BYD Indonesia belum melihat alasan untuk mengubah harga mobil listriknya di pasar domestik, meski sejumlah merek kendaraan listrik lain mulai menyesuaikan banderol. Sikap ini membuat BYD tampil berbeda di tengah pasar EV yang sedang menghadapi tekanan biaya dari berbagai arah.
Di saat biaya produksi kian sensitif terhadap harga bahan baku, komponen, dan rantai pasok global, BYD memilih bertahan dengan strategi yang sudah disiapkan sejak awal ekspansi ke Indonesia. Perusahaan menilai kondisi yang ada masih bisa dikelola tanpa harus membebankan kenaikan harga kepada konsumen.
Strategi harga belum berubah
Head of Public & Government Relations PT BYD Motor Indonesia, Luther Panjaitan, menyampaikan bahwa fluktuasi biaya produksi memang tidak dapat dihindari. Namun, menurut dia, investasi BYD di Indonesia dibangun untuk jangka panjang sehingga tidak mudah digoyang oleh tekanan sesaat.
Luther juga menegaskan bahwa sejak awal masuk ke Indonesia, perusahaan sudah menghitung berbagai tantangan pasar. Karena itu, BYD tetap percaya diri menjalankan strategi yang telah disusun dari sisi produk, harga, hingga promosi.
Tekanan biaya memang nyata
Keputusan BYD mempertahankan harga muncul di tengah industri kendaraan listrik yang sedang berada dalam tekanan. Secara global, harga bahan baku dan komponen EV terus bergerak naik, sementara biaya rantai pasok ikut terdorong oleh tensi geopolitik.
Kondisi itu juga berkaitan dengan naiknya harga material penting seperti lithium dan cip semikonduktor. Di banyak pasar, tekanan biaya tersebut akhirnya memaksa produsen kendaraan listrik menyesuaikan harga jual.

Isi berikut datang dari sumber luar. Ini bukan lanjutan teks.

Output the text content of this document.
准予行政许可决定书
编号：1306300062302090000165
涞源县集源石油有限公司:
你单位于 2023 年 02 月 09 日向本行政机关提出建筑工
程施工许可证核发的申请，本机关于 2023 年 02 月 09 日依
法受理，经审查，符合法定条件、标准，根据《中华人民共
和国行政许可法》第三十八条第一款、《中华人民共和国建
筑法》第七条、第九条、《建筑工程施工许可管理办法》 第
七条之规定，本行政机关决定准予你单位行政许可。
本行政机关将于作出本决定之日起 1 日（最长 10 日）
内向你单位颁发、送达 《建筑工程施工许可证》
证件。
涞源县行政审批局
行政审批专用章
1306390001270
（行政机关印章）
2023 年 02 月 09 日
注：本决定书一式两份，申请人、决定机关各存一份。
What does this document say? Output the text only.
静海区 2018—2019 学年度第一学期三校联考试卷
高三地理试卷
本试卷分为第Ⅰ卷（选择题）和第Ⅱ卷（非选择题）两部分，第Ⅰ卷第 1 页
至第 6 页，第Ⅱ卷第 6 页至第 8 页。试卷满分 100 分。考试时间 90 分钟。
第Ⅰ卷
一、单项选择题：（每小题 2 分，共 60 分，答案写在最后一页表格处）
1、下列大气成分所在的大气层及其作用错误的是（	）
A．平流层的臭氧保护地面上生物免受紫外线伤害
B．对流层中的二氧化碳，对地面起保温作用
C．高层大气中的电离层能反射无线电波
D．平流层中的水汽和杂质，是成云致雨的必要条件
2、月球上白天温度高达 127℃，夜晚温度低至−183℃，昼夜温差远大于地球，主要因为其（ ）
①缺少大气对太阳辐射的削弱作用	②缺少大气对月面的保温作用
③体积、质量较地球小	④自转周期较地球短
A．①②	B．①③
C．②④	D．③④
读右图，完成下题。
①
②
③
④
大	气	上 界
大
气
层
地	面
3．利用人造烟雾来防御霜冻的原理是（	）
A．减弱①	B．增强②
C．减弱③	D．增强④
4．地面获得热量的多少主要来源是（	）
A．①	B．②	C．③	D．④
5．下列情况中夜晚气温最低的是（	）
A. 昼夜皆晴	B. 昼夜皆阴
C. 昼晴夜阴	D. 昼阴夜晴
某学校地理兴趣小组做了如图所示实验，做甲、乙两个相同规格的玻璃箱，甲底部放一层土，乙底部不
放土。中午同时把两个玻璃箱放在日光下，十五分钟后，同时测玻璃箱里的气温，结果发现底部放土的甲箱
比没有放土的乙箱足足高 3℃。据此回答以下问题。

Pasar China memberi sinyal perubahan
Perubahan strategi harga itu mulai terlihat di China, yang merupakan salah satu pasar kendaraan listrik terbesar. Sejumlah produsen di negara tersebut sudah mengambil langkah menaikkan banderol karena ongkos produksi yang terus meningkat.
Pasar new energy vehicle atau NEV di China juga disebut memasuki fase baru. Setelah sebelumnya ramai perang harga, kini sebagian pemain mulai mengerek harga kendaraan dan fitur tambahan.
Indonesia masih dalam hitungan jangka panjang
Bagi BYD Indonesia, pelemahan rupiah terhadap dollar AS memang menjadi tantangan tambahan. Ketika banyak komponen masih bergantung pada impor, perubahan nilai tukar biasanya ikut menekan struktur biaya.
BYD Indonesia sendiri masih bergantung pada banyak aspek yang diimpor dari China. Meski begitu, perusahaan menilai situasi tersebut belum cukup kuat untuk mendorong perubahan harga mobil listrik yang dipasarkan di Tanah Air.
Perusahaan melihat Indonesia sebagai pasar investasi jangka panjang. Dengan pendekatan itu, tekanan biaya yang muncul saat ini dianggap masih bisa diantisipasi melalui strategi bisnis dan efisiensi yang telah dirancang.
Sinyal penting bagi pembeli mobil listrik
Bagi konsumen, sikap BYD memberi kepastian bahwa harga mobil listrik merek tersebut masih stabil untuk sementara waktu. Di pasar yang mulai ramai penyesuaian harga, kestabilan banderol seperti ini menjadi nilai penting bagi calon pembeli.
Keputusan menjaga harga juga dapat membantu mempertahankan daya tarik produk BYD di tengah persaingan kendaraan listrik yang makin ketat. Di pasar seperti ini, harga, biaya kepemilikan, dan promosi menjadi faktor yang sangat menentukan minat konsumen.
Untuk saat ini, BYD Indonesia menegaskan belum ada penyesuaian harga jual kendaraan listriknya di pasar Indonesia. Posisi itu menempatkan BYD sebagai salah satu pemain yang memilih bertahan, saat sebagian rival justru mulai bergerak menaikkan harga.